The sleeper stirred again, roused himself, and sat up. He shook an accusing forefinger at her.
“You are at your tricks again. It is from the Book of Jashar that you read. Must I repeat that I have no liking for such light tales?”
“Grandfather, how many times must we talk about this? You know that I take up something different as soon as you go to sleep. Does it matter what I read as long as the sound of my voice keeps you from stirring?”
“It matters a great deal,” protested the old man. “I hear every word you say and I have told you so a dozen times. You are becoming very self-willed, I am afraid.”
“You have told me that many times too, Grandfather.”
He became aware of a third person in the room. “Who is this, my child?”
“It is the artist. I asked him to come in so he could study your features in repose.”
“I hope you will not think I have been presumptuous,” said Basil, beginning to gather his materials together. “It has been very helpful.”
He was summoned at the same hour for several days in succession and the work progressed rapidly, his acquaintance with Deborra keeping pace with it. On the fourth day, as he pressed with questing fingers around the line of the mouth, he realized that he had achieved a change of expression. He hastily withdrew his hands.
“It is finished,” he said after a moment.
Deborra dropped the parchment and ran over to stand at his shoulder. The white sleeve of her palla touched his arm. He was aware that she was breathing quickly.
“Yes, yes!” she exclaimed. “Lay not another finger on it, Basil, for fear it may change for the worse. It is perfect now.”
“Not as much as a fingertip.” He spoke happily. “It is finished and ready for casting.”
They had been speaking in excited tones. Joseph roused and sat up. “What is it?” he asked in the sharp tone he always used when first wakened. Basil had discovered that it meant nothing. The old man worshiped his granddaughter and thought her perfect in every respect.
“It is finished,” announced the proud artist. “May I show it to you?”
Joseph studied it with critical attention and then nodded his head. “I am well content,” he said. “Tomorrow Luke will be here, and then I shall have something to say to you.”
Basil was so delighted with the approval bestowed on his work that he paid no attention at first to the news about his benefactor. Then he said: “I am happy that Luke will be here. I have missed him very much.”

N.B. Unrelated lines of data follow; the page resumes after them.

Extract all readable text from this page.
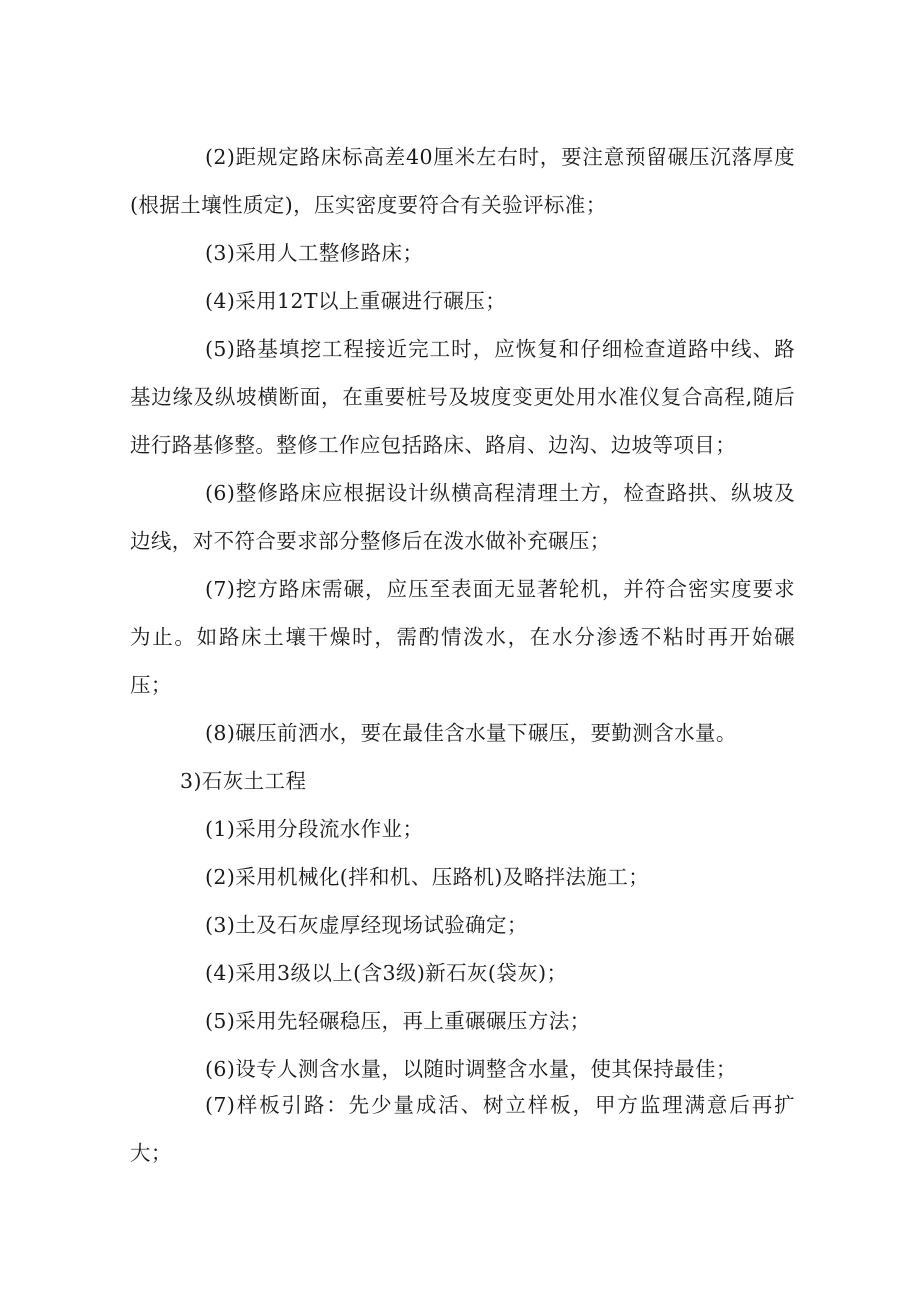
(2)距规定路床标高差40厘米左右时，要注意预留碾压沉落厚度(根据土壤性质定)，压实密度要符合有关验评标准；

(3)采用人工整修路床；

(4)采用12T以上重碾进行碾压；

(5)路基填挖工程接近完工时，应恢复和仔细检查道路中线、路基边缘及纵坡横断面，在重要桩号及坡度变更处用水准仪复合高程,随后进行路基修整。整修工作应包括路床、路肩、边沟、边坡等项目；

(6)整修路床应根据设计纵横高程清理土方，检查路拱、纵坡及边线，对不符合要求部分整修后在泼水做补充碾压；

(7)挖方路床需碾，应压至表面无显著轮机，并符合密实度要求为止。如路床土壤干燥时，需酌情泼水，在水分渗透不粘时再开始碾压；

(8)碾压前洒水，要在最佳含水量下碾压，要勤测含水量。

3)石灰土工程

(1)采用分段流水作业；

(2)采用机械化(拌和机、压路机)及略拌法施工；

(3)土及石灰虚厚经现场试验确定；

(4)采用3级以上(含3级)新石灰(袋灰)；

(5)采用先轻碾稳压，再上重碾碾压方法；

(6)设专人测含水量，以随时调整含水量，使其保持最佳；

(7)样板引路：先少量成活、树立样板，甲方监理满意后再扩大；
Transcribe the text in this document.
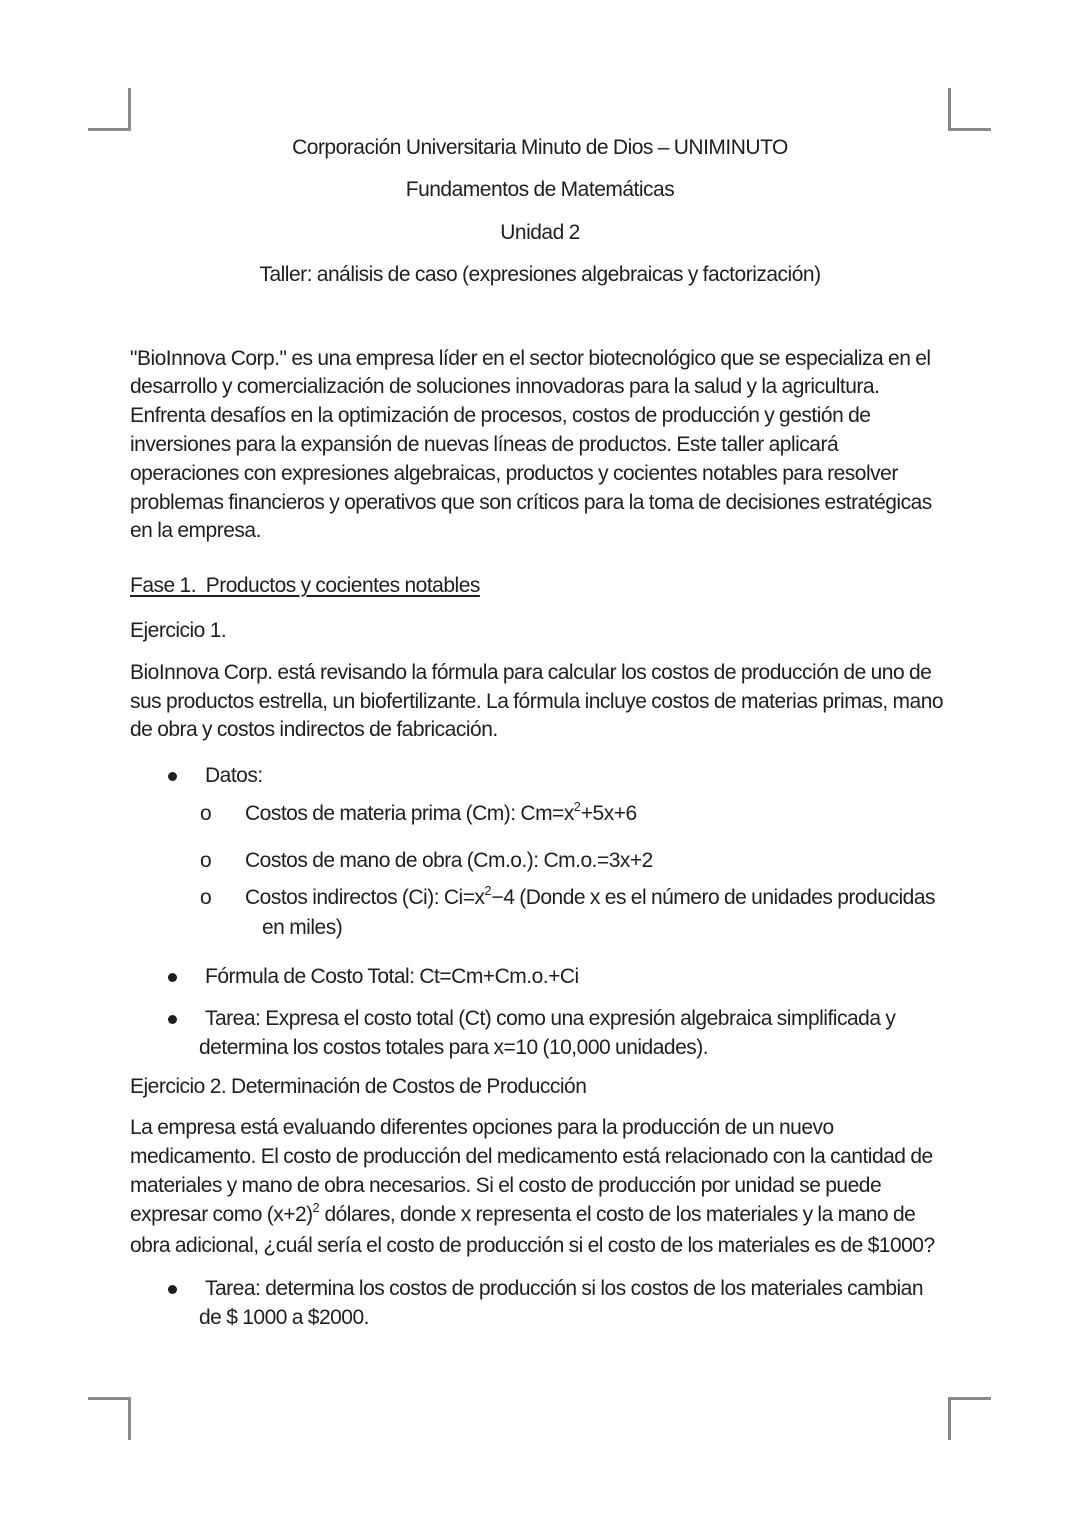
Corporación Universitaria Minuto de Dios – UNIMINUTO

Fundamentos de Matemáticas

Unidad 2

Taller: análisis de caso (expresiones algebraicas y factorización)

"BioInnova Corp." es una empresa líder en el sector biotecnológico que se especializa en el desarrollo y comercialización de soluciones innovadoras para la salud y la agricultura. Enfrenta desafíos en la optimización de procesos, costos de producción y gestión de inversiones para la expansión de nuevas líneas de productos. Este taller aplicará operaciones con expresiones algebraicas, productos y cocientes notables para resolver problemas financieros y operativos que son críticos para la toma de decisiones estratégicas en la empresa.

Fase 1.  Productos y cocientes notables

Ejercicio 1.

BioInnova Corp. está revisando la fórmula para calcular los costos de producción de uno de sus productos estrella, un biofertilizante. La fórmula incluye costos de materias primas, mano de obra y costos indirectos de fabricación.

Datos:
o	Costos de materia prima (Cm): $Cm=x^2+5x+6$
o	Costos de mano de obra (Cm.o.): Cm.o.=3x+2
o	Costos indirectos (Ci): $Ci=x^2-4$ (Donde x es el número de unidades producidas en miles)
Fórmula de Costo Total: Ct=Cm+Cm.o.+Ci
Tarea: Expresa el costo total (Ct) como una expresión algebraica simplificada y determina los costos totales para x=10 (10,000 unidades).

Ejercicio 2. Determinación de Costos de Producción

La empresa está evaluando diferentes opciones para la producción de un nuevo medicamento. El costo de producción del medicamento está relacionado con la cantidad de materiales y mano de obra necesarios. Si el costo de producción por unidad se puede expresar como $(x+2)^2$ dólares, donde x representa el costo de los materiales y la mano de obra adicional, ¿cuál sería el costo de producción si el costo de los materiales es de $1000?

Tarea: determina los costos de producción si los costos de los materiales cambian de $ 1000 a $2000.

“Paul and his followers reached Caesarea several days ago and stayed there in the house of Philip. They are now approaching Jerusalem and will arrive at some time during the evening. I have sent word entreating him to slip quietly into the city, but it may not be possible. I very much fear that those who oppose him are as well informed of his movements as I am. There may be trouble tonight.” Joseph’s eyes returned to the clay bust. “I agree now with my granddaughter. It is perfect.”
*The Diaspora is a term applied to the Jewish people who had left Jerusalem in the dispersal.
CHAPTER V
1
THAT AFTERNOON Deborra paid a visit in his room on the top floor. She was accompanied by three women of the household and carried in her hand a large metal ring filled with keys. Pausing in the doorway, she held up the ring.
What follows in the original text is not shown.